WASHINGTON (Reuters) - House of Representatives Speaker Nancy Pelosi urged approval of an automobile industry aid package, telling reporters on Tuesday that automakers “contend” they cannot survive the next two months without government help.
Speaking to reporters after House Democrats picked their leadership team for next year, Pelosi said the success of domestic automakers was vital to the U.S. economy overall and to national security.
Her remarks came as Ford Motor Co, General Motors Corp and Chrysler LLC officials testified to a Senate committee about their need for assistance.
Asked by Reuters whether the car companies could wait two more months if Congress failed this week to approve more aid to Detroit, Pelosi responded: “They contend that they cannot and it’s a chance we don’t want to take.”
She added that “failure on their part is harmful to our workforce, to our industrial manufacturing base, to our whole economy.”
Earlier on Tuesday, House Majority Leader Steny Hoyer told reporters there was a possibility lawmakers could return to Washington in December — after a Thanksgiving Day holiday break — to work on an auto bailout bill if one does not pass this week.
But Pelosi appeared to throw cold water on that idea. “I don’t see any likelihood” of such a session, Pelosi told reporters. She added that a bill would either have to pass this week or early next year when the new Congress, with more Democrats seated, will convene.
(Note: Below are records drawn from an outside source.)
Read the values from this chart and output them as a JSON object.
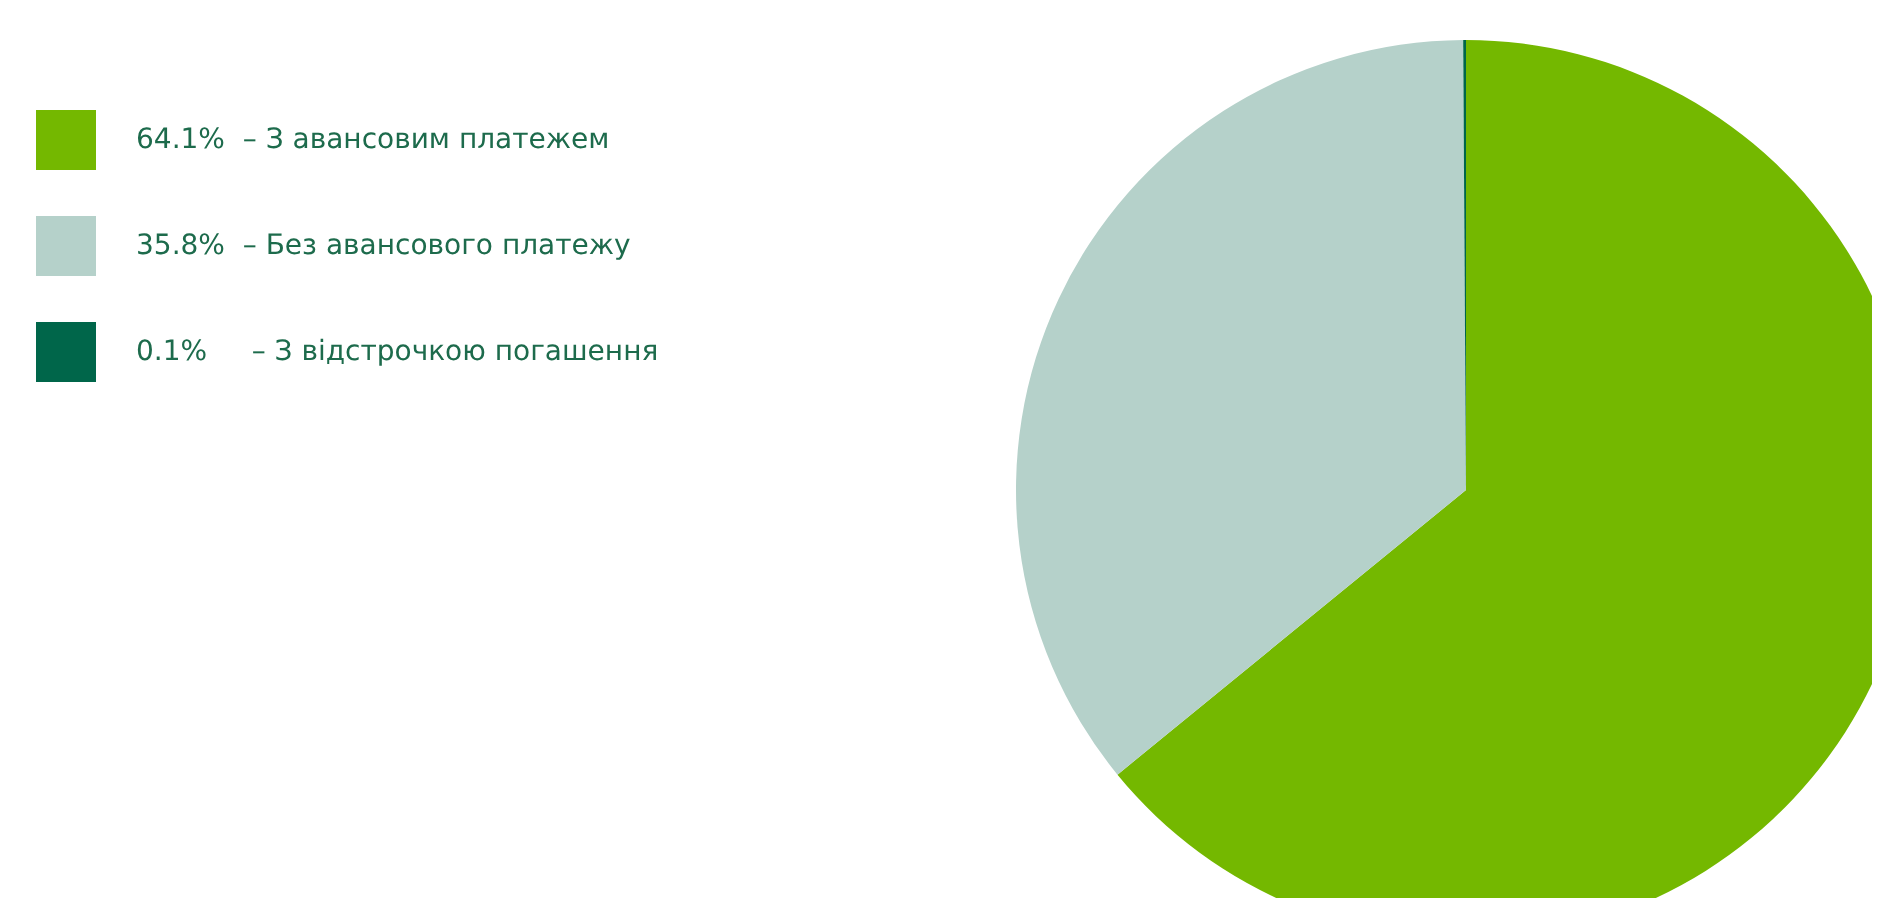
{
  "chart_data": {
    "type": "pie",
    "categories": [
      "64.1%  – З авансовим платежем",
      "35.8%  – Без авансового платежу",
      "0.1%     – З відстрочкою погашення"
    ],
    "values": [
      64.1,
      35.8,
      0.1
    ],
    "colors": [
      "#74b800",
      "#b5d1ca",
      "#00664a"
    ],
    "legend": "top left"
  }
}
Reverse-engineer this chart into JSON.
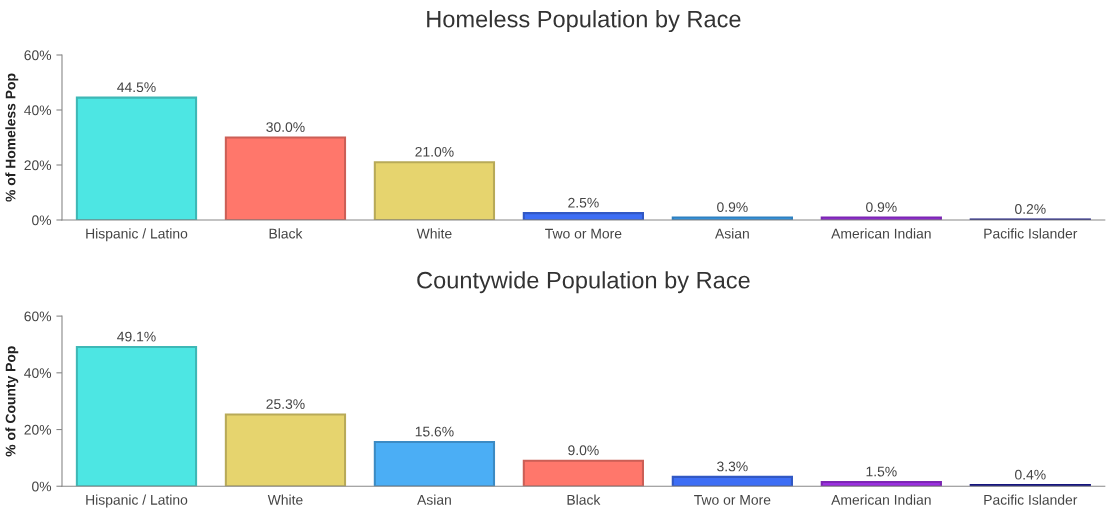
{
  "chart_data": [
    {
      "type": "bar",
      "title": "Homeless Population by Race",
      "ylabel": "% of Homeless Pop",
      "categories": [
        "Hispanic / Latino",
        "Black",
        "White",
        "Two or More",
        "Asian",
        "American Indian",
        "Pacific Islander"
      ],
      "values": [
        44.5,
        30.0,
        21.0,
        2.5,
        0.9,
        0.9,
        0.2
      ],
      "value_labels": [
        "44.5%",
        "30.0%",
        "21.0%",
        "2.5%",
        "0.9%",
        "0.9%",
        "0.2%"
      ],
      "colors": [
        "#4de6e3",
        "#ff776b",
        "#e6d46e",
        "#3d6ef5",
        "#3aa0f0",
        "#9b30e0",
        "#1a1a9c"
      ],
      "ylim": [
        0,
        60
      ],
      "yticks": [
        {
          "value": 0,
          "label": "0%"
        },
        {
          "value": 20,
          "label": "20%"
        },
        {
          "value": 40,
          "label": "40%"
        },
        {
          "value": 60,
          "label": "60%"
        }
      ],
      "grid": false,
      "legend": false
    },
    {
      "type": "bar",
      "title": "Countywide Population by Race",
      "ylabel": "% of County Pop",
      "categories": [
        "Hispanic / Latino",
        "White",
        "Asian",
        "Black",
        "Two or More",
        "American Indian",
        "Pacific Islander"
      ],
      "values": [
        49.1,
        25.3,
        15.6,
        9.0,
        3.3,
        1.5,
        0.4
      ],
      "value_labels": [
        "49.1%",
        "25.3%",
        "15.6%",
        "9.0%",
        "3.3%",
        "1.5%",
        "0.4%"
      ],
      "colors": [
        "#4de6e3",
        "#e6d46e",
        "#4baef5",
        "#ff776b",
        "#3d6ef5",
        "#9b30e0",
        "#1a1a9c"
      ],
      "ylim": [
        0,
        60
      ],
      "yticks": [
        {
          "value": 0,
          "label": "0%"
        },
        {
          "value": 20,
          "label": "20%"
        },
        {
          "value": 40,
          "label": "40%"
        },
        {
          "value": 60,
          "label": "60%"
        }
      ],
      "grid": false,
      "legend": false
    }
  ]
}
Also, on January 20, President-elect Barack Obama, a Democrat, takes over from President George W. Bush, who has not shown any interest in using some of the $700 billion financial industry bailout fund to help automakers, as Democrats are urging.
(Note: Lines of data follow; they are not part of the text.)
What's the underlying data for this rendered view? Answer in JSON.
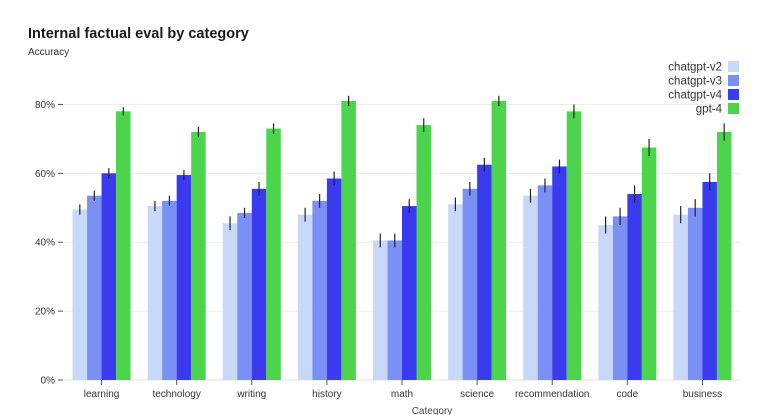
{
  "chart_data": {
    "type": "bar",
    "title": "Internal factual eval by category",
    "subtitle": "Accuracy",
    "xlabel": "Category",
    "ylabel": "Accuracy",
    "ylim": [
      0,
      0.9
    ],
    "yticks": [
      0,
      0.2,
      0.4,
      0.6,
      0.8
    ],
    "ytick_labels": [
      "0%",
      "20%",
      "40%",
      "60%",
      "80%"
    ],
    "grid": true,
    "legend_position": "top-right",
    "categories": [
      "learning",
      "technology",
      "writing",
      "history",
      "math",
      "science",
      "recommendation",
      "code",
      "business"
    ],
    "series": [
      {
        "name": "chatgpt-v2",
        "color": "#c8d8f8",
        "values": [
          0.495,
          0.505,
          0.455,
          0.48,
          0.405,
          0.51,
          0.535,
          0.45,
          0.48
        ],
        "errors": [
          0.015,
          0.015,
          0.02,
          0.02,
          0.02,
          0.02,
          0.02,
          0.025,
          0.025
        ]
      },
      {
        "name": "chatgpt-v3",
        "color": "#7b90f4",
        "values": [
          0.535,
          0.52,
          0.485,
          0.52,
          0.405,
          0.555,
          0.565,
          0.475,
          0.5
        ],
        "errors": [
          0.015,
          0.015,
          0.015,
          0.02,
          0.02,
          0.02,
          0.02,
          0.025,
          0.025
        ]
      },
      {
        "name": "chatgpt-v4",
        "color": "#3a3aee",
        "values": [
          0.6,
          0.595,
          0.555,
          0.585,
          0.505,
          0.625,
          0.62,
          0.54,
          0.575
        ],
        "errors": [
          0.015,
          0.015,
          0.02,
          0.02,
          0.02,
          0.02,
          0.02,
          0.025,
          0.025
        ]
      },
      {
        "name": "gpt-4",
        "color": "#4cd44c",
        "values": [
          0.78,
          0.72,
          0.73,
          0.81,
          0.74,
          0.81,
          0.78,
          0.675,
          0.72
        ],
        "errors": [
          0.012,
          0.015,
          0.015,
          0.015,
          0.02,
          0.015,
          0.02,
          0.025,
          0.025
        ]
      }
    ]
  }
}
Barring unexpected developments over the next few days, Pelosi’s remarks indicate not much of substance is likely to occur in this short post-election legislative session.
Democrats who take full control of Washington in January, will have to shepherd auto bailout legislation through then — assuming there are the votes to pass such a bill.
Besides calling for auto industry aid, Democrats are also seeking the passage of a broad economic stimulus bill that is being blocked by Senate Republicans and the Bush administration.